Nombre sistemático: UDP- N -α-acetil -d- glucosamina:[proteína]-3- O - N -acetil-β- d -glucosaminil transferasa

Función

Glicosiltransferasa

La OGT cataliza la adición de una única N -acetilglucosamina a través de un enlace O -glicosídico a la serina o treonina y un enlace S -glicosídico a los residuos de cisteína ^{[12] [13]} de proteínas nucleocitoplasmáticas. Dado que tanto la fosforilación como la O -GlcNAcilación compiten por residuos de serina o treonina similares, los dos procesos pueden competir por sitios o pueden alterar la especificidad del sustrato de sitios cercanos por efectos estéricos o electrostáticos. Para este gen se han encontrado dos variantes de transcripción que codifican isoformas citoplasmáticas y mitocondriales. ^[6] OGT glicosila muchas proteínas, incluidas: histona H2B , ^[14] AKT1 , ^[15] PFKL , ^[16] KMT2E/MLL5, ^[16] MAPT / TAU , ^[17] factor C1 de la célula huésped , ^[18] y SIN3A . ^[19]

La O -GlcNAc transferasa es parte de una serie de funciones biológicas dentro del cuerpo humano. La OGT participa en la resistencia a la insulina en las células musculares y los adipocitos al inhibir la fosforilación de treonina 308 de AKT1, aumentar la tasa de fosforilación de IRS1 (en la serina 307 y la serina 632/635), reducir la señalización de la insulina y glicosilar los componentes de las señales de la insulina. ^[20] Además, la O -GlcNAc transferasa cataliza la glicosilación intracelular de residuos de serina y treonina con la adición de N -acetilglucosamina. Los estudios muestran que los alelos OGT son vitales para la embriogénesis y que la OGT es necesaria para la glicosilación intracelular y la vitalidad de las células madre embrionarias . ^[21] La O -GlcNAc transferasa también cataliza la modificación postraduccional que modifica los factores de transcripción y la ARN polimerasa II , sin embargo, la función específica de esta modificación se desconoce en gran medida. ^[22]

proteasa

OGT escinde el factor C1 de la célula huésped en una o más de 6 secuencias repetidas de 26 aminoácidos. El dominio TPR de OGT se une a la porción carboxilo terminal de una repetición proteolítica de HCF1, de modo que la región de escisión está en el sitio activo de la glicosiltransferasa encima de uridina-difosfato-GlcNAc ^[11]. La gran proporción de OGT complejada con HCF1 es necesaria para la escisión de HCF1. y se requiere HCFC1 para la estabilización de OGT en el núcleo. HCF1 regula la estabilidad de OGT mediante un mecanismo postranscripcional; sin embargo, aún se desconoce el mecanismo de interacción con HCFC1. ^[23]

Estructura

El gen OGT humano tiene 1046 residuos de aminoácidos y es un heterotrímero que consta de dos subunidades de 110 kDa y una subunidad de 78 kDa. ^[10] La subunidad de 110 kDa contiene 13 repeticiones de tetratricopéptidos (TPR); la decimotercera repetición está truncada. Estas subunidades están dimerizadas por las repeticiones 6 y 7 de TPR. La OGT se expresa altamente en el páncreas y también en el corazón , el cerebro , el músculo esquelético y la placenta . Se han encontrado trazas en el pulmón y el hígado . ^[5] Los sitios de unión se han determinado para la subunidad de 110 kDa. Tiene tres sitios de unión en los residuos de aminoácidos 849, 852 y 935. El probable sitio activo está en el residuo 508. ^[16]

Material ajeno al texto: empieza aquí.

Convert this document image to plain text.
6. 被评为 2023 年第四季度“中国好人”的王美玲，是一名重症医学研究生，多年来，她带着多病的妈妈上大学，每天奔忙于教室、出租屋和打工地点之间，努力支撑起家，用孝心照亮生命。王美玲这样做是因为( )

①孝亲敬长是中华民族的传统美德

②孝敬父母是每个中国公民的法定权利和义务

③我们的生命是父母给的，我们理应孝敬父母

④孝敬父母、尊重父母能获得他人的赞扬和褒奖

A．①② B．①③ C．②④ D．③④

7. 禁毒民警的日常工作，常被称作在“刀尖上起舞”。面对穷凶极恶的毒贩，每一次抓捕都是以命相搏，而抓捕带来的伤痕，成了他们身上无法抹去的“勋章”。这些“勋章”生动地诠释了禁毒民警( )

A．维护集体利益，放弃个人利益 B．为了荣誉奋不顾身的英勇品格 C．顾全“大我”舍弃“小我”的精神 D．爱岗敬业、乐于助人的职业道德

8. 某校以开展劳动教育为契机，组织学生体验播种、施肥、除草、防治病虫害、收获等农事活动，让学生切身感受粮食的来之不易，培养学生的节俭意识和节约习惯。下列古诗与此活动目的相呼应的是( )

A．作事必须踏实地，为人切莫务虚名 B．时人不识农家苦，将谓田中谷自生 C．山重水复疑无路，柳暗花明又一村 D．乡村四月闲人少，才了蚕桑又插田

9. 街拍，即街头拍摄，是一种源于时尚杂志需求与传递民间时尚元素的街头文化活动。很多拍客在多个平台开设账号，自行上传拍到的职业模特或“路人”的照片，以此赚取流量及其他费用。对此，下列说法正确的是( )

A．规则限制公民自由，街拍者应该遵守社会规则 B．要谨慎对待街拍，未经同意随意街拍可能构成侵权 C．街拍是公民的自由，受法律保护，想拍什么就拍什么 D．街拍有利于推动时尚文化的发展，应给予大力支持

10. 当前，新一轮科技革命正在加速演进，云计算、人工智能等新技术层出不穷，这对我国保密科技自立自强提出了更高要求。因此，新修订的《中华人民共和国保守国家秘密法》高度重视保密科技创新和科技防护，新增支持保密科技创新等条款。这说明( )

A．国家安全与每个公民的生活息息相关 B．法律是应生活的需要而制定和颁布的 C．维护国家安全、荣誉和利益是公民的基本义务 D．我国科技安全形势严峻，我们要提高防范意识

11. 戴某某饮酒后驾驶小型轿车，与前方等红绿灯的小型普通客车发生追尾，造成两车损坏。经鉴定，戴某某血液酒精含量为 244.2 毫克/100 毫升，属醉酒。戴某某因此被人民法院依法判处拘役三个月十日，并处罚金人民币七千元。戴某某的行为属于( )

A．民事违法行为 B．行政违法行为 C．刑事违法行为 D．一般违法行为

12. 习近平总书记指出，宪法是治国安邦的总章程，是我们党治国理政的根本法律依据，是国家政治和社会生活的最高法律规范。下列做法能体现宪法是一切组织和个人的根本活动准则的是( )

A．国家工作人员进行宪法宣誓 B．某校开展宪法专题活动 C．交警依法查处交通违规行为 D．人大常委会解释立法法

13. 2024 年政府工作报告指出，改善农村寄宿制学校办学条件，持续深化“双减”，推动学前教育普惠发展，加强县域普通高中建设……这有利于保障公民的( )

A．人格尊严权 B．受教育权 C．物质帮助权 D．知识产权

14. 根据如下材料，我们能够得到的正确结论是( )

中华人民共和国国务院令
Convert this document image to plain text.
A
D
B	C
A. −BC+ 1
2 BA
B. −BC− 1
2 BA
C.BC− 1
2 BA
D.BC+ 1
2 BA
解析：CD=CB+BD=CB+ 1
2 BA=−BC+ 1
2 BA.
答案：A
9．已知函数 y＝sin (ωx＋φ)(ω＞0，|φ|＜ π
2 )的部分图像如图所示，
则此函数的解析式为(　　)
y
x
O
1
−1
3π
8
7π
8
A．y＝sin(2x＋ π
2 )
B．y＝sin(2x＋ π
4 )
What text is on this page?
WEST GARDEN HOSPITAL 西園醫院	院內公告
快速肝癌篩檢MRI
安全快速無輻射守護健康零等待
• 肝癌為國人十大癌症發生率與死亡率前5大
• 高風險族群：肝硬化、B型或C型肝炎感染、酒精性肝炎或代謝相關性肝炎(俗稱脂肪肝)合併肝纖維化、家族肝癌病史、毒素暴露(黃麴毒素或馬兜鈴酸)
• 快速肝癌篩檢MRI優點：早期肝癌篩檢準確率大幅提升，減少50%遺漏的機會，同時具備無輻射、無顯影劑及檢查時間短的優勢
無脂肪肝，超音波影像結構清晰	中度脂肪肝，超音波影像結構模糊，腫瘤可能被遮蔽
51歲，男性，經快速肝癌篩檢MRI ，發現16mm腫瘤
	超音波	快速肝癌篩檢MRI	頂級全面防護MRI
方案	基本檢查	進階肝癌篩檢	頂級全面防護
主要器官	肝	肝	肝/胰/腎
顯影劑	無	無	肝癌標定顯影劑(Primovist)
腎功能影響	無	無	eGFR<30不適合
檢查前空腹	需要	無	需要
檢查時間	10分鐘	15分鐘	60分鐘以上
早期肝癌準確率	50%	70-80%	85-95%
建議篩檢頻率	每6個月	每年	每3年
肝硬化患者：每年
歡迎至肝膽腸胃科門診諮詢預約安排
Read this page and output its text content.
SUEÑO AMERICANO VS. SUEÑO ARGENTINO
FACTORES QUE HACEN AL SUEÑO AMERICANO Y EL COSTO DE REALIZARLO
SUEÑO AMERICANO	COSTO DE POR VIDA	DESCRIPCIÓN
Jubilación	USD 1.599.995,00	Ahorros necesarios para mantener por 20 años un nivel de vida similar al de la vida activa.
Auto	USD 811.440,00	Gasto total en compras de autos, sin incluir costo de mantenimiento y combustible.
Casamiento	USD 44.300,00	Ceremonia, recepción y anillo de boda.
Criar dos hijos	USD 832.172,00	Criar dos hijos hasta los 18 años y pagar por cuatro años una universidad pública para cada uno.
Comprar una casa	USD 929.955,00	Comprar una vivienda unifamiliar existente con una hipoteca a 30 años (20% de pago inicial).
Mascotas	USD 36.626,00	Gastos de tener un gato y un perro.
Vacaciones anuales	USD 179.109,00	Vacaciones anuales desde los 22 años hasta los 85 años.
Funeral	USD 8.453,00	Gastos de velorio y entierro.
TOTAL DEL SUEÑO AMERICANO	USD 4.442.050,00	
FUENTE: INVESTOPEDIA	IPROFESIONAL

La estructura cristalina de la O -GlcNAc transferasa no se ha estudiado bien, pero se ha investigado la estructura de un complejo binario con UDP y un complejo ternario con UDP y un sustrato peptídico . ^[11] El complejo OGT-UDP contiene tres dominios en su región catalítica: el dominio amino ( N ), el dominio carboxi ( C )-terminal y el dominio intermedio (Int-D). La región catalítica está unida a las repeticiones de TPR mediante una hélice de traducción (H3), que forma un bucle desde el dominio C -cat al dominio N -cat a lo largo de la superficie superior de la región catalítica. ^[11] El complejo OGT-UDP-péptido tiene un espacio más grande entre el dominio TPR y la región catalítica que el complejo OGT-UDP. El péptido CKII, que contiene tres residuos de serina y un residuo de treonina, se une en este espacio. En 2021, un análisis CryoEM de 5 Å reveló la relación entre los dominios catalíticos ^[24] y las regiones TPR intactas, lo que confirma la disposición de los dímeros observada por primera vez en la estructura de rayos X de TPR solo. Esta estructura respalda un mecanismo bi-bi secuencial ordenado que coincide con el hecho de que "a concentraciones de péptido saturadas, se obtuvo un patrón de inhibición competitivo para UDP con respecto a UDP-GlcNAc". ^[11]

Mecanismo de catálisis

El mecanismo molecular de la N -acetilglucosamina transferasa unida a O tampoco se ha estudiado exhaustivamente, ya que no existe una estructura cristalina confirmada de la enzima. Un mecanismo propuesto por Lazarus et al. está respaldado por patrones de inhibición del producto de UDP en condiciones de saturación de péptidos. Este mecanismo se produce con materiales de partida uridina difosfato N -acetilglucosamina y una cadena peptídica con un grupo hidroxilo de serina o treonina reactivo . La reacción propuesta es un mecanismo bi-bi secuencial ordenado. ^[11]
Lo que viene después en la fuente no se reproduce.